Os prejuízos da Oi agravaram-se no primeiro semestre, face a igual período de 2015, para 2.300 milhões de reais (655 milhões de euros, à taxa de câmbio atual), anunciou a operadora de telecomunicações brasileira.

Este valor compara com os prejuízos de 856 milhões de reais (244 milhões de euros) registados nos primeiros seis meses de 2015.

No segundo trimestre, o resultado líquido foi negativo em 656 milhões de reais (cerca de 187 milhões de euros).

“Neste trimestre, a Oi registou um prejuízo das operações continuadas de 656 milhões de reais face ao prejuízo de 442 milhões de reais no segundo trimestre de 2015, devido ao menor patamar de EBITDA [resultado antes de impostos, juros, depreciações e amortizações] e ao aumento das despesas com imposto de renda e contribuição social, explicado principalmente pela redução do IR/CS diferido (sem efeito caixa) sobre a variação cambial das operações financeiras”, refere a operadora, que se encontra em recuperação judicial, em comunicado.

“A comparação do lucro consolidado está impactada pelo resultado das operações descontinuadas relativas à PT Portugal”, no segundo trimestre de 2015.

O grupo Altice comprou a PT Portugal em junho do ano passado.

Nos primeiros seis meses do ano, as receitas da Oi ascenderam a 13.279 milhões de reais (cerca de 3.785 milhões de euros), uma quebra de 3,9% face ao primeiro semestre de 2015.

No segundo trimestre, a receita consolidada “totalizou 6.524 milhões de reais (cerca de 1.859 milhões de euros), uma redução de 3,8% em relação ao segundo trimestre de 2015 e de 3,4% ma comparação com o primeiro trimestre” deste ano, adianta a Oi.

As receitas das operações brasileiras caíram 3,5% no segundo trimestre para 6.323 milhões de reais (1.802 milhões de euros) devido “principalmente à deterioração macroeconómica, com impacto especialmente no pré-pago e no B2B”, entre outros fatores.

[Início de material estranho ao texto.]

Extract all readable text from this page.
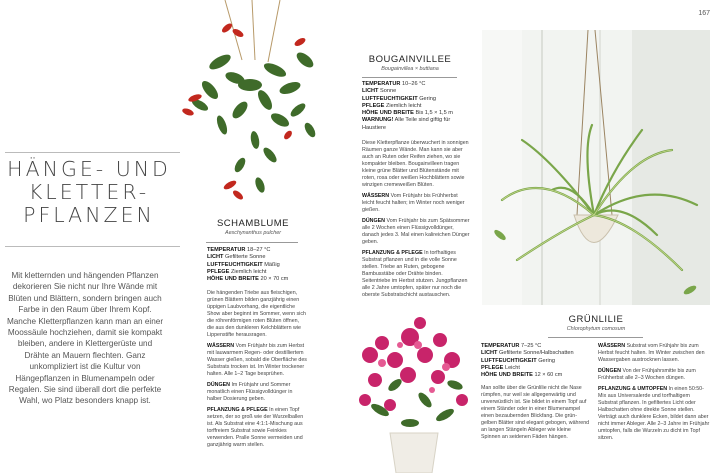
167
HÄNGE- UND
KLETTER-
PFLANZEN
Mit kletternden und hängenden Pflanzen dekorieren Sie nicht nur Ihre Wände mit Blüten und Blättern, sondern bringen auch Farbe in den Raum über Ihrem Kopf. Manche Kletterpflanzen kann man an einer Moossäule hochziehen, damit sie kompakt bleiben, andere in Klettergerüste und Drähte an Mauern flechten. Ganz unkompliziert ist die Kultur von Hängepflanzen in Blumenampeln oder Regalen. Sie sind überall dort die perfekte Wahl, wo Platz besonders knapp ist.
SCHAMBLUME
Aeschynanthus pulcher
TEMPERATUR 18–27 °C
LICHT Gefilterte Sonne
LUFTFEUCHTIGKEIT Mäßig
PFLEGE Ziemlich leicht
HÖHE UND BREITE 20 × 70 cm

Die hängenden Triebe aus fleischigen, grünen Blättern bilden ganzjährig einen üppigen Laubvorhang, die eigentliche Show aber beginnt im Sommer, wenn sich die röhrenförmigen roten Blüten öffnen, die aus den dunkleren Kelchblättern wie Lippenstifte herausragen.

WÄSSERN Vom Frühjahr bis zum Herbst mit lauwarmem Regen- oder destilliertem Wasser gießen, sobald die Oberfläche des Substrats trocken ist. Im Winter trockener halten. Alle 1–2 Tage besprühen.

DÜNGEN Im Frühjahr und Sommer monatlich einen Flüssigvolldünger in halber Dosierung geben.

PFLANZUNG & PFLEGE In einen Topf setzen, der so groß wie der Wurzelballen ist. Als Substrat eine 4:1:1-Mischung aus torffreiem Substrat sowie Feinkies verwenden. Pralle Sonne vermeiden und ganzjährig warm stellen.

BOUGAINVILLEE
Bougainvillea × buttiana
TEMPERATUR 10–26 °C
LICHT Sonne
LUFTFEUCHTIGKEIT Gering
PFLEGE Ziemlich leicht
HÖHE UND BREITE Bis 1,5 × 1,5 m
WARNUNG! Alle Teile sind giftig für Haustiere

Diese Kletterpflanze überwuchert in sonnigen Räumen ganze Wände. Man kann sie aber auch an Ruten oder Reifen ziehen, wo sie kompakter bleiben. Bougainvilleen tragen kleine grüne Blätter und Blütenstände mit roten, rosa oder weißen Hochblättern sowie winzigen cremeweißen Blüten.

WÄSSERN Vom Frühjahr bis Frühherbst leicht feucht halten; im Winter noch weniger gießen.

DÜNGEN Vom Frühjahr bis zum Spätsommer alle 2 Wochen einen Flüssigvolldünger, danach jedes 3. Mal einen kalireichen Dünger geben.

PFLANZUNG & PFLEGE In torfhaltiges Substrat pflanzen und in die volle Sonne stellen. Triebe an Ruten, gebogene Bambusstäbe oder Drähte binden. Seitentriebe im Herbst stutzen. Jungpflanzen alle 2 Jahre umtopfen, später nur noch die oberste Substratschicht austauschen.

GRÜNLILIE
Chlorophytum comosum
TEMPERATUR 7–25 °C
LICHT Gefilterte Sonne/Halbschatten
LUFTFEUCHTIGKEIT Gering
PFLEGE Leicht
HÖHE UND BREITE 12 × 60 cm

Man sollte über die Grünlilie nicht die Nase rümpfen, nur weil sie allgegenwärtig und unverwüstlich ist. Sie bildet in einem Topf auf einem Ständer oder in einer Blumenampel einen bezaubernden Blickfang. Die grün-gelben Blätter sind elegant gebogen, während an langen Stängeln Ableger wie kleine Spinnen an seidenen Fäden hängen.

WÄSSERN Substrat vom Frühjahr bis zum Herbst feucht halten. Im Winter zwischen den Wassergaben austrocknen lassen.

DÜNGEN Von der Frühjahrsmitte bis zum Frühherbst alle 2–3 Wochen düngen.

PFLANZUNG & UMTOPFEN In einen 50:50-Mix aus Universalerde und torfhaltigem Substrat pflanzen. In gefiltertes Licht oder Halbschatten ohne direkte Sonne stellen. Verträgt auch dunklere Ecken, bildet dann aber nicht immer Ableger. Alle 2–3 Jahre im Frühjahr umtopfen, falls die Wurzeln zu dicht im Topf sitzen.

Já a receita das outras operações internacionais, que incluiem África e Timor Leste, ascendeu a 202 milhões de reais (57 milhões de euros), uma quebra de 12% em termos homólogos.

O EBITDA recuou 18,1% no semestre, para 3.201 milhões de reais (cerca de 912 milhões de euros), enquanto no segundo trimestre a queda foi de 21,9%.

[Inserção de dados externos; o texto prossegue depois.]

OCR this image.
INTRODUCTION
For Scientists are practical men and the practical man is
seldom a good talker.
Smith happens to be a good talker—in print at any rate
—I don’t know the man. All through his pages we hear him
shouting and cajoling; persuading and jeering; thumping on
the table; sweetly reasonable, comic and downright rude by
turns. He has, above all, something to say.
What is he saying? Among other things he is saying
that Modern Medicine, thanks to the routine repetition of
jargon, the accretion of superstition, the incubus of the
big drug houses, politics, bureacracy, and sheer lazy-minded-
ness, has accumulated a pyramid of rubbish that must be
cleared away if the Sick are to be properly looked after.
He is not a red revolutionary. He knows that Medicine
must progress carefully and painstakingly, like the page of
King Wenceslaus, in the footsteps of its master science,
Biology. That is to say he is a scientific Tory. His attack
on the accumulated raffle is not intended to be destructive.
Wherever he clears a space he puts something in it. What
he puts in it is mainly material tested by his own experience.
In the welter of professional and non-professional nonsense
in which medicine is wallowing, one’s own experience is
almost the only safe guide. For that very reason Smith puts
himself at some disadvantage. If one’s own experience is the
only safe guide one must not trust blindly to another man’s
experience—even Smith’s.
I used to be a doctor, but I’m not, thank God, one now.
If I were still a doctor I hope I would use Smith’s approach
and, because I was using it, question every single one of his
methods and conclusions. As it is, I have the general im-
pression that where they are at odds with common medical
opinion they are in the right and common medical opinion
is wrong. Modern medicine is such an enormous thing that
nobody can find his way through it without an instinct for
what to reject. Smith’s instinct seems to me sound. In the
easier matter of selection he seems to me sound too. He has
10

A dívida subiu 19,5% para 41.386 milhões de reais (11.798 milhões de euros). A operadora explica que este aumento foi impactado “principalmente pelo pagamento da última parcela da licença 3G e das rescisões” dos trabalhadores, além do investimento em capital circulante e pagamento de depósitos judiciais.

A Oi adianta que “segue com o seu plano estratégico focado em digitalização, convergência, dados, controlo de custos, e melhor experiência do cliente, e mostra avanços operacionais nos seus segmentos de negócio, com destaque para o segmento residencial”.